There are likewise considerable d'fferences of opinion as to the management and treatment of this malady, as will be noted in some of the case reports to follow.

Prophylaxis is by far the most satisfactory chapter of the whole subject. Fortunately, the onset of eclampsia is usually preceded by danger-signals which are quickly observed by the careful and pains-taking practitioner. Headache, dizziness, indistinct vision, pain in the pit of the stomach, restlessness, insomnia or scanty urination will at once be reported to the family physician by the patient who has been properly warned of the import of such symptoms.

The occurrence of eclampsia is usually proof positive of carelessness-carelessness on the part of the physician who has neglected to carefully instruct his patient, or carelessness on the part of the patient in neglecting to engage the services of a physician, or in failing to report symptoms as instructed to do.

Fortunate are we in the fact that, once warned as to the danger in a given case, we are usually able to avert the attack, unless the warning had come too late. Treatment during the premonitory period is very effective.

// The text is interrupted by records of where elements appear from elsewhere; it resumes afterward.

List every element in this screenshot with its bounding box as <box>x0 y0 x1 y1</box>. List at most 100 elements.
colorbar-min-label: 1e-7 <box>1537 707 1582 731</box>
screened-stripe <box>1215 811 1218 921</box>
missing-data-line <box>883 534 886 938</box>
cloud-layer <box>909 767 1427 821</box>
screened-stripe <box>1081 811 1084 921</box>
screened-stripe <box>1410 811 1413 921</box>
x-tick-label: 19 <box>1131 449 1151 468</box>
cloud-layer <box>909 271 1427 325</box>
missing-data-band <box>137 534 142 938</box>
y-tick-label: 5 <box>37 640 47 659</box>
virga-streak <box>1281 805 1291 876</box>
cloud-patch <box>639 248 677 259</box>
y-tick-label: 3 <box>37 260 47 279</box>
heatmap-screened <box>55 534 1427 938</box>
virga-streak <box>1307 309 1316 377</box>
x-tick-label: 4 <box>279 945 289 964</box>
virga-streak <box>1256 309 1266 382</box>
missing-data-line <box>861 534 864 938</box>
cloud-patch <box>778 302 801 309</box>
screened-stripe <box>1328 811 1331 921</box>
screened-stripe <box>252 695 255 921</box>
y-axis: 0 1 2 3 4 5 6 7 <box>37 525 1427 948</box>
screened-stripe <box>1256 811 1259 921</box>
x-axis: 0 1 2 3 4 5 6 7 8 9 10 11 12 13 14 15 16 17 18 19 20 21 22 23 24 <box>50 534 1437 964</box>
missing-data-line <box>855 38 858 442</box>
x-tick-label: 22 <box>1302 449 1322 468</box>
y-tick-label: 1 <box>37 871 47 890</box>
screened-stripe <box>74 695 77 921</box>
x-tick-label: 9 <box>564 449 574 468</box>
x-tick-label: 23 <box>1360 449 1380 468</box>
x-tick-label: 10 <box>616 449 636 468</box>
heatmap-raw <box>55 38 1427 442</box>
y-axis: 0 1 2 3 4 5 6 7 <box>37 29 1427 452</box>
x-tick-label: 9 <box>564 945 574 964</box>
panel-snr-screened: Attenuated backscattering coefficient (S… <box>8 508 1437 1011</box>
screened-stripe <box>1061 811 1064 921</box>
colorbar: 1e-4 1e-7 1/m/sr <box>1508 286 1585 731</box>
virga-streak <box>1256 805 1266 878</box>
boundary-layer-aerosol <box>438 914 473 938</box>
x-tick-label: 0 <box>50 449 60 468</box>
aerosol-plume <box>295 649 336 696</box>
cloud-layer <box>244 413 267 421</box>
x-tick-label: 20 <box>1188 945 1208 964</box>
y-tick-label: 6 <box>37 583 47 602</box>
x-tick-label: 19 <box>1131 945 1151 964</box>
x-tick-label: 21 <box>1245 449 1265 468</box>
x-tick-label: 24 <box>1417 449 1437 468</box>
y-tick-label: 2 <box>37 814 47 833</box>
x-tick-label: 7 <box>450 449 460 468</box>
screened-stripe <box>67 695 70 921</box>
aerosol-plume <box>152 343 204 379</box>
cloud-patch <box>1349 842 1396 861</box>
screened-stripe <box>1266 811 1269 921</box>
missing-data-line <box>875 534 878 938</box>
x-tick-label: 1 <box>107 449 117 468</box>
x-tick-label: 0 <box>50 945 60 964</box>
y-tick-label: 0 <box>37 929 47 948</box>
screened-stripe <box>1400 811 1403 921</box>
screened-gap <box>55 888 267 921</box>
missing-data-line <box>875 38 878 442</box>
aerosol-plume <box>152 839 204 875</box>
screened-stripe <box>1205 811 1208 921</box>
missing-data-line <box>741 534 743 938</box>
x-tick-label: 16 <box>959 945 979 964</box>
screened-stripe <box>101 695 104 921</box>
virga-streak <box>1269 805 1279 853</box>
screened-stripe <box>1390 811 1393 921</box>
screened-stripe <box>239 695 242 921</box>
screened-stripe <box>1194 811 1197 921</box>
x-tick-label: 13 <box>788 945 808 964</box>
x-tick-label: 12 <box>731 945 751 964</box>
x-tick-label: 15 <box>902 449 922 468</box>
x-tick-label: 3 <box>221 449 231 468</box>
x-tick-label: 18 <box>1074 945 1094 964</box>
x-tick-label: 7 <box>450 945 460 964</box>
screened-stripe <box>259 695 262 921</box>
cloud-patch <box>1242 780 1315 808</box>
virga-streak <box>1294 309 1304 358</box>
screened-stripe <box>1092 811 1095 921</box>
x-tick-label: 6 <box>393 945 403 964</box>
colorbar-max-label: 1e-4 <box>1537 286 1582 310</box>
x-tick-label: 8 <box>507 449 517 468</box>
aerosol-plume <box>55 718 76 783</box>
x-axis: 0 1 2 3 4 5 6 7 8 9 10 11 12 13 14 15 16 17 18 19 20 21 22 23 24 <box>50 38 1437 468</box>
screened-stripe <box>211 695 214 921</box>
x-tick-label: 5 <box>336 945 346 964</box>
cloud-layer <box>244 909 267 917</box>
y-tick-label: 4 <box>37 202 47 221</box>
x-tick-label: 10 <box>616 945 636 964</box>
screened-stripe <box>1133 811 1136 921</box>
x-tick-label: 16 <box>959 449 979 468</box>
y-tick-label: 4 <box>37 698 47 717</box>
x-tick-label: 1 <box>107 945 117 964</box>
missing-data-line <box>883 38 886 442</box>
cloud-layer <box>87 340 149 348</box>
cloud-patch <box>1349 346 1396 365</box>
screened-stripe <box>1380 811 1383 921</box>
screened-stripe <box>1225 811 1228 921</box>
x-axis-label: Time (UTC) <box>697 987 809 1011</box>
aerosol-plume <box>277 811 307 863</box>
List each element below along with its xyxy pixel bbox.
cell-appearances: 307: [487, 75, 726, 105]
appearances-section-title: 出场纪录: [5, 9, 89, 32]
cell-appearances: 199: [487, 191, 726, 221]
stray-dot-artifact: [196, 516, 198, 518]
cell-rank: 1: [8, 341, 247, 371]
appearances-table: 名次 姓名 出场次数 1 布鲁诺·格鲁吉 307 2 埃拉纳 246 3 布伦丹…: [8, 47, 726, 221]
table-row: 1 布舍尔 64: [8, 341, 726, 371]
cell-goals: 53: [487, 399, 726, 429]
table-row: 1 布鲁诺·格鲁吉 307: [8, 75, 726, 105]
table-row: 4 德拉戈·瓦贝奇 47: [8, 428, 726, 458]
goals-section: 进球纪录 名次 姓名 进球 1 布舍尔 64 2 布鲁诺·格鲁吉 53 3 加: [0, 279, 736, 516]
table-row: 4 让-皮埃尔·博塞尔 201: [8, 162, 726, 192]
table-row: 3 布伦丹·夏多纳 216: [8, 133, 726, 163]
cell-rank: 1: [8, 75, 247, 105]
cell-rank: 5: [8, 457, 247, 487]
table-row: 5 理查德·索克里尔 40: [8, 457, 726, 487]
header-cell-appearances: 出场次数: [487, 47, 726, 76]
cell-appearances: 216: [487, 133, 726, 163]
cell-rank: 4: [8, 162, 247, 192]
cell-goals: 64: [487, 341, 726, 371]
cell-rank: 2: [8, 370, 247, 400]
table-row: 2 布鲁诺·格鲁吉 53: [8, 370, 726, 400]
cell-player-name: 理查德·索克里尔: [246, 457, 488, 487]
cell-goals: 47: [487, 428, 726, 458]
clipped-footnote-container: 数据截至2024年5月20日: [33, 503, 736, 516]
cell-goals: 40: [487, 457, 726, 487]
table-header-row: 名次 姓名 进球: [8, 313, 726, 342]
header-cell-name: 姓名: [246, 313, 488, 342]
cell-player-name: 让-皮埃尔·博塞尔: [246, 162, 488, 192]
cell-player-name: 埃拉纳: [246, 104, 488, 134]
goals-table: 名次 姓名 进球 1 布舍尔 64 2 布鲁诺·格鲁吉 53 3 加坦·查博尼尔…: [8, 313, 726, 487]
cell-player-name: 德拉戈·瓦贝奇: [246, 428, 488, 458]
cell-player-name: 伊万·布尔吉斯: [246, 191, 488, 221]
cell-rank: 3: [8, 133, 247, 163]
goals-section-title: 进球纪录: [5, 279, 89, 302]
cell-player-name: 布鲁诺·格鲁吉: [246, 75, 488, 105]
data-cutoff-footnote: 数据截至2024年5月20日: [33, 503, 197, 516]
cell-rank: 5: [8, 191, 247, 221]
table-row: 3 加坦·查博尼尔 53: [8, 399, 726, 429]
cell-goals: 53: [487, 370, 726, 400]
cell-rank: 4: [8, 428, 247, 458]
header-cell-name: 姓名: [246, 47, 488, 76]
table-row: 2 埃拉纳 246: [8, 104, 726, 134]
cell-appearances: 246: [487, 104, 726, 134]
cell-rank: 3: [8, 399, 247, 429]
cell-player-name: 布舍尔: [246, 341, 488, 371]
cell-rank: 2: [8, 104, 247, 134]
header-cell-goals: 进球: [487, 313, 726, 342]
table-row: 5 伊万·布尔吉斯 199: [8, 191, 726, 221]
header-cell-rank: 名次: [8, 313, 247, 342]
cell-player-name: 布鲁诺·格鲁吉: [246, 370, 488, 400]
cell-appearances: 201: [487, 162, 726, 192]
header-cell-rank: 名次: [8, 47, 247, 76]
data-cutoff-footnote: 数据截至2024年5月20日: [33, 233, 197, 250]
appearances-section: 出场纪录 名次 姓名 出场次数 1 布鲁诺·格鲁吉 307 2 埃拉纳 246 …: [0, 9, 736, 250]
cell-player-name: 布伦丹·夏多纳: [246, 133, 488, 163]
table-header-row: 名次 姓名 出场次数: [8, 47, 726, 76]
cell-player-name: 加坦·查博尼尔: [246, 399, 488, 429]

Most men are agreed that eclampsia is dependent upon toxemia. While this term is far too indefinite to be of much value in treatment, yet we know enough in a general way to enable us to institute prophylactic measures which, if supported by good judgment, are usually effective.

Much has been written on prophylaxis-so much that we shall not attempt to enumerate the various recommendations. They arrange themselves logically, however, under three headings.

The first of these is increased elimination. In an urgent case an effort is made to stimulate to the utmost all the emunctories of the body, including the kidneys, skin, liver and intestinal tract. In a vast majority of all these cases the most important is the intestinal tract.